C’est ainsi qu’il n’y a plus de romanciers. Le journal les a dévorés. Les meilleurs se sont jetés dans la politique, et je ne les félicite pas. Je nommerais plus d’un homme de talent qui a écrit d’excellents romans et qui fait à cette heure d’étranges articles sur les affaires publiques. Ceux-là sont les victimes honnêtes du journalisme. Ils ont eu le livre tué sous eux, et il a bien fallu qu’ils cédassent au torrent. Ils disent qu’ils reviendront à la littérature quand les temps seront moins mauvais et qu’ils auront aidé à sauver la France. Qu’ils la sauvent donc tout de suite!

La vérité est que le roman agonise. Cette grande et large forme de la littérature moderne est tombée entre des mains indignes qui la déshonorent. Je ne sais si vous avez parfois le courage de lire un des feuilletons que publient les journaux ; je parle des journaux les mieux faits et les plus littérairement écrits. Les articles sont soignés ; on balaye toutes les ordures au rez-de-chaussée. C’est la sentine du journal, l’égout où croupit toute la sottise de la rédaction. Cela est accepté! Aucun homme bien élevé ne se hasarde dans le feuilleton. On sait que la fosse est là. C’est un roman, c’est bon pour les femmes. On fait injure aux femmes, car j’estime qu’elles ont l’odorat délicat.

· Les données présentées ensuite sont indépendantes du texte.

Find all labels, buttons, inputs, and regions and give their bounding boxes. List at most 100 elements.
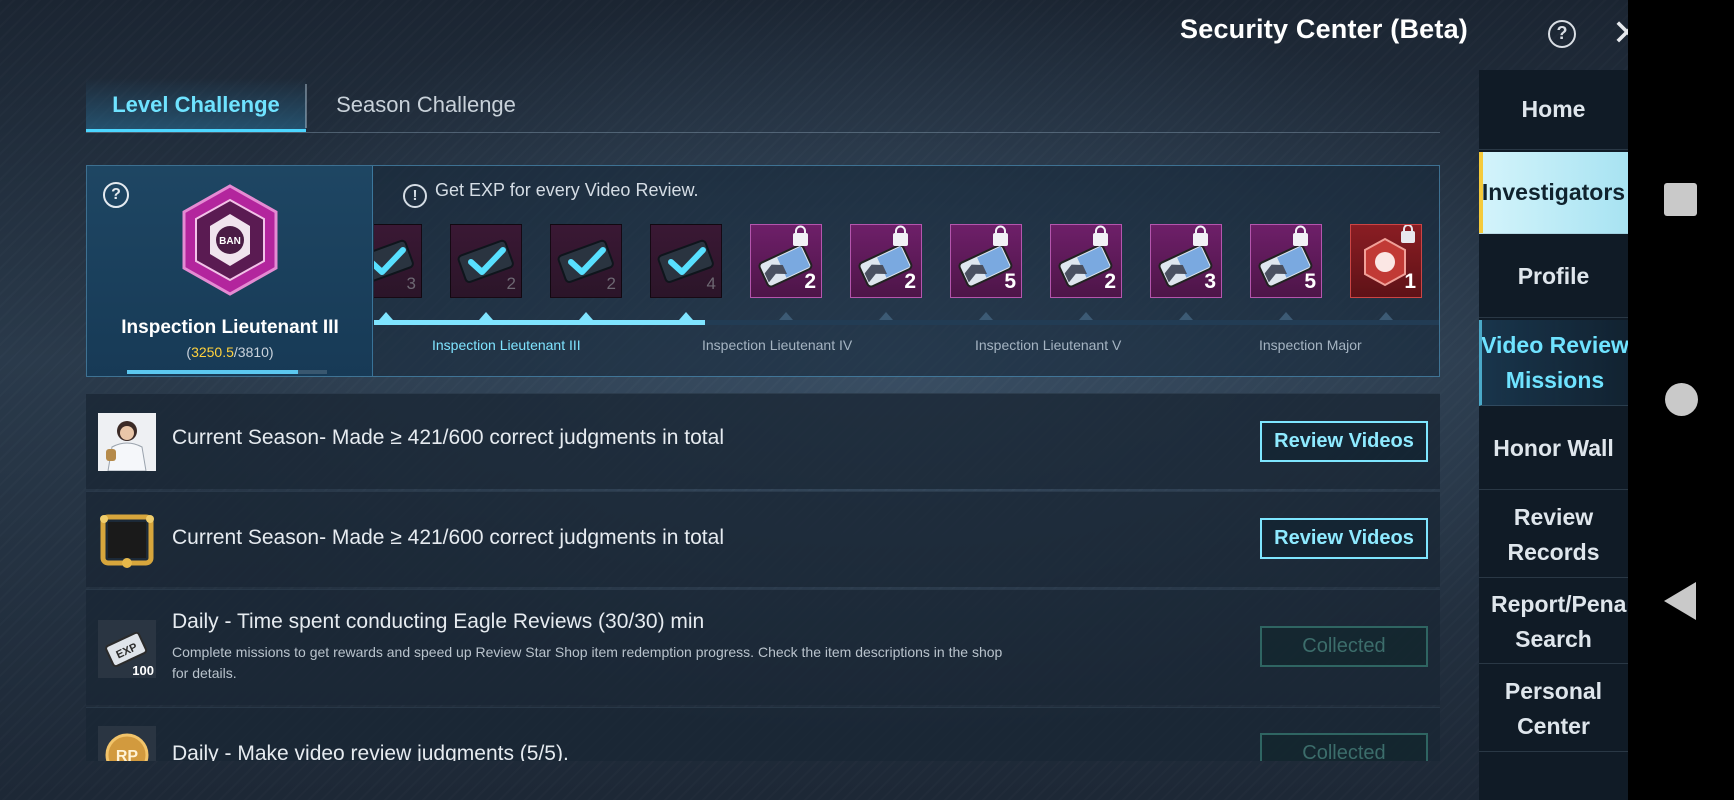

Je n’exagère pas. Je défie un lecteur de goût de lire les divers romans en cours de publication en ce moment dans la presse, et d’y trouver une œuvre de quelque mérite. Je parle de la généralité, bien entendu, en faisant des réserves sur certains garçons de talent que je vois avec regret descendre la pente des faiseurs. Je sais, en particulier, certaines œuvres dont je ne peut lire un feuilleton sans avoir des crises nerveuses. Cela est inepte, cela est un poison pour les intelligences. Avec une littérature pareille on va tout droit au ramollissement.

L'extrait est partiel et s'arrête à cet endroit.